Sekarang, coba Anda tengok. Kata “rakyat” cuma muncul di judul: sekolah rakyat, pasar rakyat, rumah sakit rakyat. Tapi isinya? Jangan tanya. Mahal, susah diakses, dan kadang bau pungli.
Kesimpulannya? Reforma agraria yang dulu pernah nyata lewat program sawit PIR bukan utopia. Ia pernah berdiri, tegak dan jalan. Tapi karena kita memilih jadi bangsa yang lebih suka jadi penjaga pintu investor, daripada tuan rumah atas negeri sendiri, ya wajar kalau kita sekarang cuma bisa cerita. Bahkan cerita pun harus ditulis pakai gaya humor, biar nggak terlalu pahit ditelan.
Tapi tenang saja. Kita bangsa yang punya tradisi panjang dalam hal… sabar. Kalau udah mentok sabarnya? Ya tinggal revolusi. Tapi ingat, revolusi itu nggak harus bawa parang. Kadang cukup dengan… menanam sawit lagi, tapi kali ini benar-benar untuk rakyat.

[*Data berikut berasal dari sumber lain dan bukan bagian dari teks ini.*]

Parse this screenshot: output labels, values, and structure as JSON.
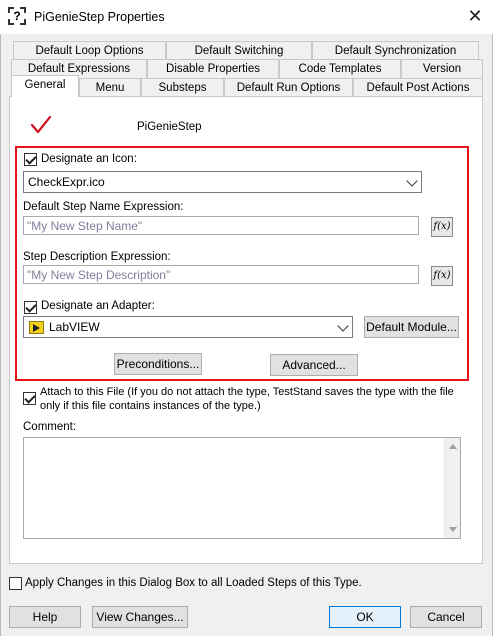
{
  "window": {
    "title": "PiGenieStep Properties"
  },
  "tabs": {
    "row1": [
      "Default Loop Options",
      "Default Switching",
      "Default Synchronization"
    ],
    "row2": [
      "Default Expressions",
      "Disable Properties",
      "Code Templates",
      "Version"
    ],
    "row3": [
      "General",
      "Menu",
      "Substeps",
      "Default Run Options",
      "Default Post Actions"
    ],
    "active": "General"
  },
  "general": {
    "step_name": "PiGenieStep",
    "designate_icon_label": "Designate an Icon:",
    "designate_icon_checked": true,
    "icon_value": "CheckExpr.ico",
    "default_name_label": "Default Step Name Expression:",
    "default_name_value": "\"My New Step Name\"",
    "description_label": "Step Description Expression:",
    "description_value": "\"My New Step Description\"",
    "fx_label": "f(x)",
    "designate_adapter_label": "Designate an Adapter:",
    "designate_adapter_checked": true,
    "adapter_value": "LabVIEW",
    "default_module_button": "Default Module...",
    "preconditions_button": "Preconditions...",
    "advanced_button": "Advanced...",
    "attach_label_line1": "Attach to this File (If you do not attach the type, TestStand saves the type with the file",
    "attach_label_line2": "only if this file contains instances of the type.)",
    "attach_checked": true,
    "comment_label": "Comment:",
    "comment_value": ""
  },
  "footer": {
    "apply_label": "Apply Changes in this Dialog Box to all Loaded Steps of this Type.",
    "apply_checked": false,
    "help": "Help",
    "view_changes": "View Changes...",
    "ok": "OK",
    "cancel": "Cancel"
  },
  "colors": {
    "highlight_box": "#e3121b",
    "check_mark": "#d0101a",
    "ok_border": "#0078d7"
  },
  "icons": {
    "title": "step-type-dashed-icon",
    "close": "close-icon",
    "adapter": "labview-adapter-icon",
    "marker": "red-check-icon"
  }
}
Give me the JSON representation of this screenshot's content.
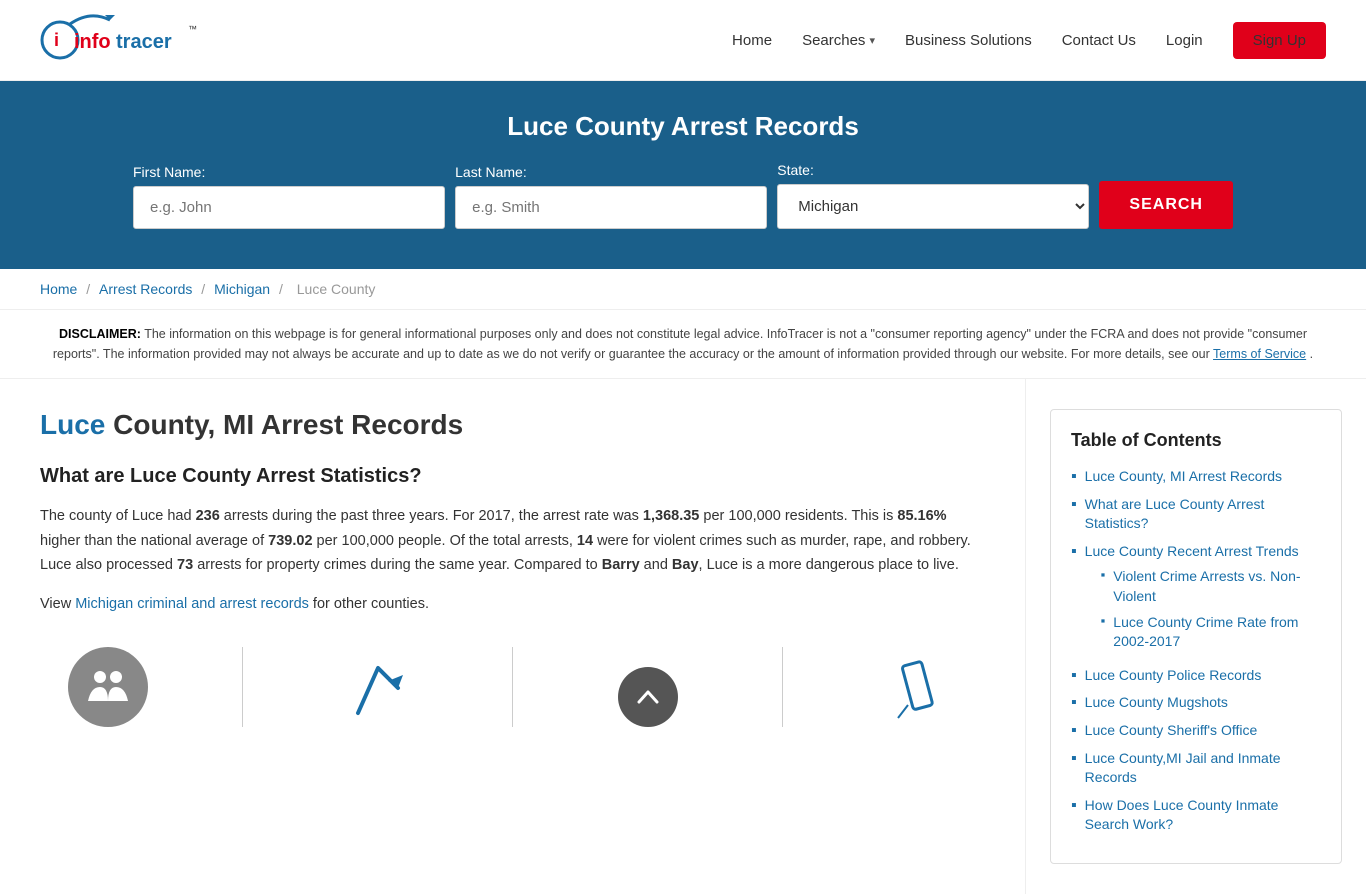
{
  "header": {
    "logo_text_red": "info",
    "logo_text_blue": "tracer",
    "logo_tm": "™",
    "nav": {
      "home": "Home",
      "searches": "Searches",
      "business_solutions": "Business Solutions",
      "contact_us": "Contact Us",
      "login": "Login",
      "signup": "Sign Up"
    }
  },
  "hero": {
    "title": "Luce County Arrest Records",
    "form": {
      "first_name_label": "First Name:",
      "first_name_placeholder": "e.g. John",
      "last_name_label": "Last Name:",
      "last_name_placeholder": "e.g. Smith",
      "state_label": "State:",
      "state_value": "Michigan",
      "search_button": "SEARCH"
    }
  },
  "breadcrumb": {
    "home": "Home",
    "arrest_records": "Arrest Records",
    "michigan": "Michigan",
    "luce_county": "Luce County"
  },
  "disclaimer": {
    "label": "DISCLAIMER:",
    "text": "The information on this webpage is for general informational purposes only and does not constitute legal advice. InfoTracer is not a \"consumer reporting agency\" under the FCRA and does not provide \"consumer reports\". The information provided may not always be accurate and up to date as we do not verify or guarantee the accuracy or the amount of information provided through our website. For more details, see our",
    "link_text": "Terms of Service",
    "period": "."
  },
  "article": {
    "title_highlight": "Luce",
    "title_rest": " County, MI Arrest Records",
    "section1_heading": "What are Luce County Arrest Statistics?",
    "paragraph1": "The county of Luce had 236 arrests during the past three years. For 2017, the arrest rate was 1,368.35 per 100,000 residents. This is 85.16% higher than the national average of 739.02 per 100,000 people. Of the total arrests, 14 were for violent crimes such as murder, rape, and robbery. Luce also processed 73 arrests for property crimes during the same year. Compared to Barry and Bay, Luce is a more dangerous place to live.",
    "paragraph2_prefix": "View ",
    "paragraph2_link": "Michigan criminal and arrest records",
    "paragraph2_suffix": " for other counties.",
    "stats": {
      "arrests": "236",
      "rate": "1,368.35",
      "higher_pct": "85.16%",
      "national_avg": "739.02",
      "violent_crimes": "14",
      "property_crimes": "73",
      "compare1": "Barry",
      "compare2": "Bay"
    }
  },
  "toc": {
    "heading": "Table of Contents",
    "items": [
      {
        "label": "Luce County, MI Arrest Records",
        "href": "#"
      },
      {
        "label": "What are Luce County Arrest Statistics?",
        "href": "#"
      },
      {
        "label": "Luce County Recent Arrest Trends",
        "href": "#",
        "subitems": [
          {
            "label": "Violent Crime Arrests vs. Non-Violent",
            "href": "#"
          },
          {
            "label": "Luce County Crime Rate from 2002-2017",
            "href": "#"
          }
        ]
      },
      {
        "label": "Luce County Police Records",
        "href": "#"
      },
      {
        "label": "Luce County Mugshots",
        "href": "#"
      },
      {
        "label": "Luce County Sheriff's Office",
        "href": "#"
      },
      {
        "label": "Luce County,MI Jail and Inmate Records",
        "href": "#"
      },
      {
        "label": "How Does Luce County Inmate Search Work?",
        "href": "#"
      }
    ]
  }
}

kalau sekarang ada yang nyeletuk, “Reforma agraria itu cuma mimpi,” ya bolehlah kita jawab dengan senyum sinis: “Ndak, Bos. Dulu itu sudah kenyataan. Cuma keburu digusur oleh mimpi orang lain — yang lebih mahal, lebih licik, dan lebih putih kulitnya.”
Program PIR sawit pernah jadi bukti bahwa negara bisa kok serius mikir rakyat, asal nggak sibuk ngitung fee proyek dan bagi-bagi jatah kursi. Bahwa petani bisa jadi konglomerat kalau sistemnya adil dan koperasi bukan sekadar pajangan dalam pidato 17 Agustusan. Bahwa reforma agraria bukan soal bagi tanah kosong ke orang bingung, tapi menata kembali struktur ekonomi agar petani tidak cuma jadi tukang panen buat dapur korporasi asing.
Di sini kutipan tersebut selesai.